Cell Lines-- Mink lung epithelial cell line Mv1Lu (ATCC, Manassas, VA) was maintained in minimal essential medium containing 10% fetal bovine serum and nonessential amino acids. COS-1 (ATCC) cells were maintained in Dulbecco's modified Eagle's medium supplied with 10% fetal bovine serum.

Plasmid Constructs-- OPN promoter luciferase reporter constructs Hox-pGL3 and mHox-pGL3, bacteria expression vectors for GST-Smad2, GST-Smad-3, GST-Smad-4, GST-Hoxa-9, as well as mammalian expression vectors Smad3-FLAG and Smad4-FLAG were described previously (40). mSBE-pGL3, which bears four nucleotide alterations at the Smad binding site in the OPN promoter -168 to -229 region, was generated by standard polymerase chain reaction cloning technique using primers 5'-TATAACGCGTCTAAATGCCATGGATAAATGAAAAGG-3' (upstream) and 5'-TATACTCGAGTACACAAAGCATTACTGA-3'(downstream) and inserted in between MluI and XhoI sites of the pGL3-control vector (Promega). An MluI and an XhoI site were added to the up- and downstream primers (bold), respectively. Mutated nucleotides are shown underlined. HA-Hoxa-9 expression vector was constructed in a similar strategy using a full-length Hoxa-9 cDNA vector (kindly provided by C. Largman) as a template. The primer sequences for up- and downstream, respectively, are: 5'-TATAGGATCCATGGCCACCACCGGGGCCCTGGGCAA-3' and 5'-TATATCTAGACGGACAGTCCTTTCTTTTTCTTGTCT-3'. A BamHI and an XbaI restriction site (bold) was added to the upstream and downstream primers, respectively. The polymerase chain reaction product was cut with XbaI and inserted between the EcoRI (blunted with S1 nuclease) and XbaI sites of the PcDNA3-HA-Hoxc-8 (40).

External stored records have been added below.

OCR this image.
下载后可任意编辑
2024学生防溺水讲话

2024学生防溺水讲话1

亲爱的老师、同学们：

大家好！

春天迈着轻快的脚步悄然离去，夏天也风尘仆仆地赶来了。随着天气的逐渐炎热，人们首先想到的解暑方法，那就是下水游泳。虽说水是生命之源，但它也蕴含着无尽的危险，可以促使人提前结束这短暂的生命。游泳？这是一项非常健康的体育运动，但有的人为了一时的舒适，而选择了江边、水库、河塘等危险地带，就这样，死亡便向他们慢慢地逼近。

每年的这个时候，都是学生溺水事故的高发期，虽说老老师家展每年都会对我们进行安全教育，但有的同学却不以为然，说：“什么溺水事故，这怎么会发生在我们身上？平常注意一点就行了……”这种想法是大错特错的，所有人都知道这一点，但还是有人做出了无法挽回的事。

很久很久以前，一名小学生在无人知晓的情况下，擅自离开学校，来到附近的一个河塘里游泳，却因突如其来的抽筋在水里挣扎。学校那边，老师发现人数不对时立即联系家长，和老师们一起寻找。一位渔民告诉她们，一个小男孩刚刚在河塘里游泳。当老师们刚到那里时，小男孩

Expression and Purification of GST Fusion Proteins-- BL21 bacterial cells were transformed with the GST fusion constructs described above, and the fusion proteins were purified by glutathione-agarose 4B (Sigma) following induction with isopropyl-beta -D-thiogalactopyranoside as described previously (41).

Electrophoretic Mobility Shift Assays-- A 50-bp SBE (Smad binding element) corresponding to nucleotides - 179 to -229, and a 25-bp Smad binding element (used in Fig. 4) corresponding to nucleotides -203 to -228 of the OPN promoter region were generated by annealing pairs of oligonucleotides (sense strands are shown). 5'-CTAAATGCAGTCTATAAATGAAAAGGGTAGTTAATGACATCGTTCATCAG-3' for SBE (underlined sequences were changed to ACCCTT and GCGC, respectively, in mutant probe m-SBE), and 5'-CTAAATGCAGTCTATAAATGAAAAG-3' for Smad binding element. The probe OPN5 used in Fig. 5 was described previously (40). These DNA fragments were end-labeled with [gamma -32P]ATP using T4 polynucleotide kinase. The subsequent experiment was performed as described previously (41). For supershift assays, anti-FLAG M2 antibody (Eastman Kodak Co.) was added to the binding reaction and incubated for an additional 10 min at room temperature.

Immunoprecipitation and Western Blotting-- COS-1 cells were transfected with expression vectors as indicated in Fig. 6 using Tfx-50 according to manufacturer's description (Promega). Twenty-four hours post-transfection, the cells were switched to Dulbecco's modified Eagle's medium containing 0.2% fetal bovine serum for 12 h and then treated with 10 ng/ml TGF-beta 1 (R & D Systems, Minneapolis, MN) for 30 min where appropriate. The cell lysates were immunoprecipitated with anti-HA polyclonal antiserum (Babco, Berkeley, CA) and immunoblotted with anti-FLAG M2 monoclonal antibody (Kodak) as described previously (41). For the gel shift assay (see Fig. 4), the cells were treated with 10 ng/ml TGF-beta 1 for 12 h before cells were lysed.

Transfection and Luciferase Assays-- Mv1Lu cells were transiently transfected with the constructs indicated in Fig. 1 using a mixture of cationic and neutral lipids (Tfx-50, Promega) as described previously (41). When increasing amounts of expression vectors were transfected, total DNA was kept constant by addition of PcDNA3 (Invitrogen, Carlsbad, CA). An internal control plasmid pRL-SV40 was cotransfected to monitor the transfection efficiency. Luciferase activities were assayed 48 h post-transfection with separate substrates to detect the luciferase (firefly) in the promoter-luciferase reporter plasmid and to the second luciferase (Renilla), encoded by the pRL-SV40 vector (dual luciferase assay kit, Promega) according to the manufacturer's directions. Values were normalized to the renilla luciferase activity expressed from the pRL-SV40 reporter plasmid. Luciferase values shown in the figures are representative of transfection experiments performed in triplicate in at least three independent experiments.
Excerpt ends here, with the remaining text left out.